Our Morbid Economy

The monthly jobs report from the Bureau of Labor Statistics was already bad enough.

Total nonfarm payroll employment declined by 131,000 in July, and the unemployment rate was unchanged at 9.5 percent, the U.S. Bureau of Labor Statistics reported today. Government employment fell by 202,000 in July, largely reflecting the loss of 143,000 temporary workers hired for Census 2010. Private-sector payroll employment edged up by 71,000.

And meanwhile the estimate of jobs lost in June was revised upward to 221,000 from 125,000. That adds up to 352,000 jobs lost in the last two months.


Incomes also stagnated in June, failing to increase for the first time since September, compared with a 0.2 percent gain projected by the survey median. Wages and salaries in June fell 0.1 percent, the first drop since September.


The number of contracts to purchase previously owned houses fell 2.6 percent in June, indicating demand kept unraveling after the expiration of a homebuyer tax credit. The index of pending home resales dropped to 75.7, the lowest level since data began in 2001, figures from the National Association of Realtors showed. Economists projected sales would rebound 4 percent following a 30 percent plunge in May that was also the biggest on record.


The Commerce Department reported that factory orders declined 1.2 percent in June to a seasonally adjusted $406.4 billion. Analysts expected a smaller drop. The agency also revised May’s decline to a sharper 1.8 percent instead of 1.4 percent.


In the first half of 2010, more than 1.6 million U.S. properties were hit with foreclosure filings, which include bank repossessions, default notices and auction sale notices. That’s up 8 percent from the first six months of 2009 and puts the U.S. on pace to top 3 million filings this year, including more than 1 million bank repossessions.

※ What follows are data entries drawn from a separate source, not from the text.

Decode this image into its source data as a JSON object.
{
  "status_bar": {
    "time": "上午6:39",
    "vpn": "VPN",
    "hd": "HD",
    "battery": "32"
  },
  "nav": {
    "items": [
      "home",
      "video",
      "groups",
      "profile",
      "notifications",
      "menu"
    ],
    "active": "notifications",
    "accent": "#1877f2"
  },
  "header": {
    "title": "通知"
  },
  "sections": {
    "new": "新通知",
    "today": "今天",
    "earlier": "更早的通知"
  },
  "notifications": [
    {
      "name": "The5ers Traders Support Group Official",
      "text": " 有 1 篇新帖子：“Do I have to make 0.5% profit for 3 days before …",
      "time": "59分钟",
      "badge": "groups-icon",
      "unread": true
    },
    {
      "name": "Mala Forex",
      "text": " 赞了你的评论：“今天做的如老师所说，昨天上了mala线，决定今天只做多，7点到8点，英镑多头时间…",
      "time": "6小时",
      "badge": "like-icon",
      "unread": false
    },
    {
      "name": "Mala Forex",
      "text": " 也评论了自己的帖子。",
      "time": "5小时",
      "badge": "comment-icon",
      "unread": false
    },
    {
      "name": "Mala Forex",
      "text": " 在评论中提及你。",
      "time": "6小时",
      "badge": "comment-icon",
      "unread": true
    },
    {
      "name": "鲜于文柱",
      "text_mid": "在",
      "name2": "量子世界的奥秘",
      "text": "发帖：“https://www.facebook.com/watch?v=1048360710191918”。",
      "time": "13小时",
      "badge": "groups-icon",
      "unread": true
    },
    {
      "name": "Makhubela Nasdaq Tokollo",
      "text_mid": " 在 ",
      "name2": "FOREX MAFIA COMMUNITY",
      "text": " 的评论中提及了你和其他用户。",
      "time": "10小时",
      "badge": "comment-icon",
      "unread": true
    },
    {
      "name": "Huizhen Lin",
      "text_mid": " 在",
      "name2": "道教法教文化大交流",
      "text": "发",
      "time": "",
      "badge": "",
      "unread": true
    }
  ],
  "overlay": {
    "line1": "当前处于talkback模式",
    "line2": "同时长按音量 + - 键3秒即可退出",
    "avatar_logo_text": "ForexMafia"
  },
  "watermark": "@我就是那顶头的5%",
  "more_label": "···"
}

While subprime borrowers and bad loans led the surge in foreclosures in 2008 and 2009, this year’s wave comes from homeowners who’ve lost their jobs.


Under-employment, as measured by Gallup, was 18.4% in July, essentially unchanged from 18.3% at the end of June and in mid-July. Underemployment peaked at 20.4% in April.

Americans aged 18 to 29 had easily the highest underemployment rate in July of any age group, at 28.4%.

28.4% under-employment for the kiddies!

And of course that reminds me of my favorite new song, which we might as well adopt as the national anthem.



  1. And now for an overview from a dying magazine.

    With the exception of the top 10 percent of earners in the United States, wages have been flat since the 1970s (indeed, during the last period of U.S. expansion, between 2002 and 2007, median household income dropped by $2,000). The reasons for all this are well known-changes in the tax system, the death of unions, globalization (that emerging middle class can now perform jobs higher up the food chain), and the rise of labor-saving technology.

    None of these trends show any sign of reversing. Not only are businesses rather than consumers doing the spending in the U.S. this year, but much of what they are buying is technology-software and services from high-tech firms that will help them, at least in the short term, continue to boost productivity without hiring more workers.


  2. A government of the people, by the people and for the people = democratic socialism.

    A government of the corporations, by the corporations and for the corporations = democratic fascism (democratic, in name only, because the elections are a farce).

    I forgot.  What kind of democracy are we now?